= Zvane Črnja Award =

Croatian literary award

The Zvane Črnja Award is a Croatian literary award given for the best Croatian book of essays. It is awarded once a year in memory of the Croatian writer, culturologist and publicist Zvane Črnja. The award consists of a plaque and a monetary amount and was established in 2007 as part of the Pulski dani eseja (Pula Days of Essays event).

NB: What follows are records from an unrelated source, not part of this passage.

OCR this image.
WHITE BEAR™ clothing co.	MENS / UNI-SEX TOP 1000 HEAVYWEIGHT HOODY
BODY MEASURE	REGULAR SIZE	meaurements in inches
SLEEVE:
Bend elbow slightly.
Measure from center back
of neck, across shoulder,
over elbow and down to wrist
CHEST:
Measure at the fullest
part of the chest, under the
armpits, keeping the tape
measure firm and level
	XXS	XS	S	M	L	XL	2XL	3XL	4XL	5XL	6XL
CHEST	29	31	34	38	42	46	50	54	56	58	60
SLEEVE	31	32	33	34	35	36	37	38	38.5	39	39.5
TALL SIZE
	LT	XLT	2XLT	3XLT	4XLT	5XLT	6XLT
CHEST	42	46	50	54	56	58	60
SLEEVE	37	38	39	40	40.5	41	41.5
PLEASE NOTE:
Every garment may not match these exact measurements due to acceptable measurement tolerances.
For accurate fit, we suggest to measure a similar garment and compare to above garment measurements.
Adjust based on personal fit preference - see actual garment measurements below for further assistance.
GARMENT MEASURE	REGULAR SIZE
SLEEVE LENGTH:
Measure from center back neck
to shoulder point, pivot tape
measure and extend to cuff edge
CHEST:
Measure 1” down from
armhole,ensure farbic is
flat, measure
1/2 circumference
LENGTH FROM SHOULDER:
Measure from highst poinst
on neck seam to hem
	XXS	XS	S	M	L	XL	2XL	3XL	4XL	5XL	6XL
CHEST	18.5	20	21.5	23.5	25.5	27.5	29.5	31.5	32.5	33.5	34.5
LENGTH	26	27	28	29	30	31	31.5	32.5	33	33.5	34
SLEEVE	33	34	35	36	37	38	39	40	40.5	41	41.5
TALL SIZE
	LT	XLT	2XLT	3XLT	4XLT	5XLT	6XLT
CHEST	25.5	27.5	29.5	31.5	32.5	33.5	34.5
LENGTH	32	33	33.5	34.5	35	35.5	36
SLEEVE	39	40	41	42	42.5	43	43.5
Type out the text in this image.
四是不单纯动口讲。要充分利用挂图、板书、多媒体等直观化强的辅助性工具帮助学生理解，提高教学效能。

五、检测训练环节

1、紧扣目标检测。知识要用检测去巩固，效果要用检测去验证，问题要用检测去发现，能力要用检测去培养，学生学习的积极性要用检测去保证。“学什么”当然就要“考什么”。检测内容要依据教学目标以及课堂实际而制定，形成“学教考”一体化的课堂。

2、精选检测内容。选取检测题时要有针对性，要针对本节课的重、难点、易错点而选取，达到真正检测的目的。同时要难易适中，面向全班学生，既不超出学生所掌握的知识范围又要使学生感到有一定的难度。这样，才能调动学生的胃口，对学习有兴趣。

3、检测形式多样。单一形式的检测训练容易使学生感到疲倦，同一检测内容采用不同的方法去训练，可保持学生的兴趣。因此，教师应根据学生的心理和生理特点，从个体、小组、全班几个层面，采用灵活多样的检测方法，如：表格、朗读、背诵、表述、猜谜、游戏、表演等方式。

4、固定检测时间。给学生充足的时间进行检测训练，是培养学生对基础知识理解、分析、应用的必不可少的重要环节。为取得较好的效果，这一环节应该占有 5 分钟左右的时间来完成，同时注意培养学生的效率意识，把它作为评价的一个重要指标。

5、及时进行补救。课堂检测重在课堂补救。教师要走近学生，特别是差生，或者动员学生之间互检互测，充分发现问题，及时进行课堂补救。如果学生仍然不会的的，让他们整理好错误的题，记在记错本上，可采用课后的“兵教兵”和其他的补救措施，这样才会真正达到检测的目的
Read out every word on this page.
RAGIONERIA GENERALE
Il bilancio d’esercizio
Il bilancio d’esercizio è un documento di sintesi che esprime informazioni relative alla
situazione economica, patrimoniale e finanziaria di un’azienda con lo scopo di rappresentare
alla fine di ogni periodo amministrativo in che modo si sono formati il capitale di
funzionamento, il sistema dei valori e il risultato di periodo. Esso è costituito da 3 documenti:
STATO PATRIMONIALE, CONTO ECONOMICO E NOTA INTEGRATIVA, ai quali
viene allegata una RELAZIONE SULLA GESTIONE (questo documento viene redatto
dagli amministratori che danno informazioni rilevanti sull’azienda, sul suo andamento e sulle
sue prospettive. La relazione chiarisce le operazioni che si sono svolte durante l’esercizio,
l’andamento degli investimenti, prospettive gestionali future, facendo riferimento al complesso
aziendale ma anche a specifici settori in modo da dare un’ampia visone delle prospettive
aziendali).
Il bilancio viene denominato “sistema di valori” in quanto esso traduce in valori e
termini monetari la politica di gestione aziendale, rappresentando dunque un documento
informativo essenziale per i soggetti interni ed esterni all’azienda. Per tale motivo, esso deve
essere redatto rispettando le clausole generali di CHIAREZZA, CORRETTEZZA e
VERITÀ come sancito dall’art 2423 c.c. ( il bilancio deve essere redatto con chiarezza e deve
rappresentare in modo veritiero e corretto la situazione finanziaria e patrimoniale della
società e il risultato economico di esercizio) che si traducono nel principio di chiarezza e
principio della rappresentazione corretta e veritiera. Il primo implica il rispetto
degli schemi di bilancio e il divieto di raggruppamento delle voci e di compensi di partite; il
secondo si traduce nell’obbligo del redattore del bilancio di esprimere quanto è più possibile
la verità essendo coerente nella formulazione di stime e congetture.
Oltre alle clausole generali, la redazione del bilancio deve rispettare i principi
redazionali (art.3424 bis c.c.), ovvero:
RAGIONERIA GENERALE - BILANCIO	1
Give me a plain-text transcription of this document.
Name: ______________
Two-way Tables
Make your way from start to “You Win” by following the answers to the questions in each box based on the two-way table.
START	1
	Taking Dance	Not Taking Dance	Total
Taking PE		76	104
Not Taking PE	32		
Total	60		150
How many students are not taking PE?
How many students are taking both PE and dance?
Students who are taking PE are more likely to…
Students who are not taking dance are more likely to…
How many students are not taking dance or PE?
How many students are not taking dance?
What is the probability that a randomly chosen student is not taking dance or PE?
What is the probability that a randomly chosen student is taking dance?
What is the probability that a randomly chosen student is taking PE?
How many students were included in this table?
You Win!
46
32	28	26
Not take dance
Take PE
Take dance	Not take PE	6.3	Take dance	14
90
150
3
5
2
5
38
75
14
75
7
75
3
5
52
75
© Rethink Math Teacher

The competition is announced and the award bestowed by the Croatian Writers' Association in conjunction with the Istrian branch of the DHK.

==Winners==
Source:
- 2007: Tomislav Žigmanov, for Minimum in maximis - zapisi s ruba o nerubnome.
- 2008: Mirko Tomasović, for Nove slike iz povijesti hrvatske književnosti.
- 2009: Roman Karlović, for Melankolija imperija.
- 2010: Dean Duda, for Hrvatski književni bajkomat.
- 2011: Marko Pogačar, for Atlas glasova: Antieseji.
- 2012: Dunja Detoni Dujmić, for Lijepi prostori.
- 2013: Marko Grčić, for Slijepi Argus.
- 2014: Pavao Pavličić, for Narodno veselje.
- 2015: Marina Šur Puhlovski, for Književnost me iznevjerila: (Eseji s margine).
- 2016: Ivica Matičević, for Mjera za priču: Književnokritički ogledi o suvremenoj hrvatskoj prozi.
- 2017: Jelena Lužina, for Marija Crnobori: eseji o fragmentima.
- 2018: Damir Barbarić, for Putokazi.
- 2019: Zlatko Kramarić, for Sat hrvatskog, re:vizija prošlih sjećanja.
- 2020: Leo Rafolt, for Virus in fabula.
- 2021: Božica Jelušić, for Kajogledi, vnebogledi.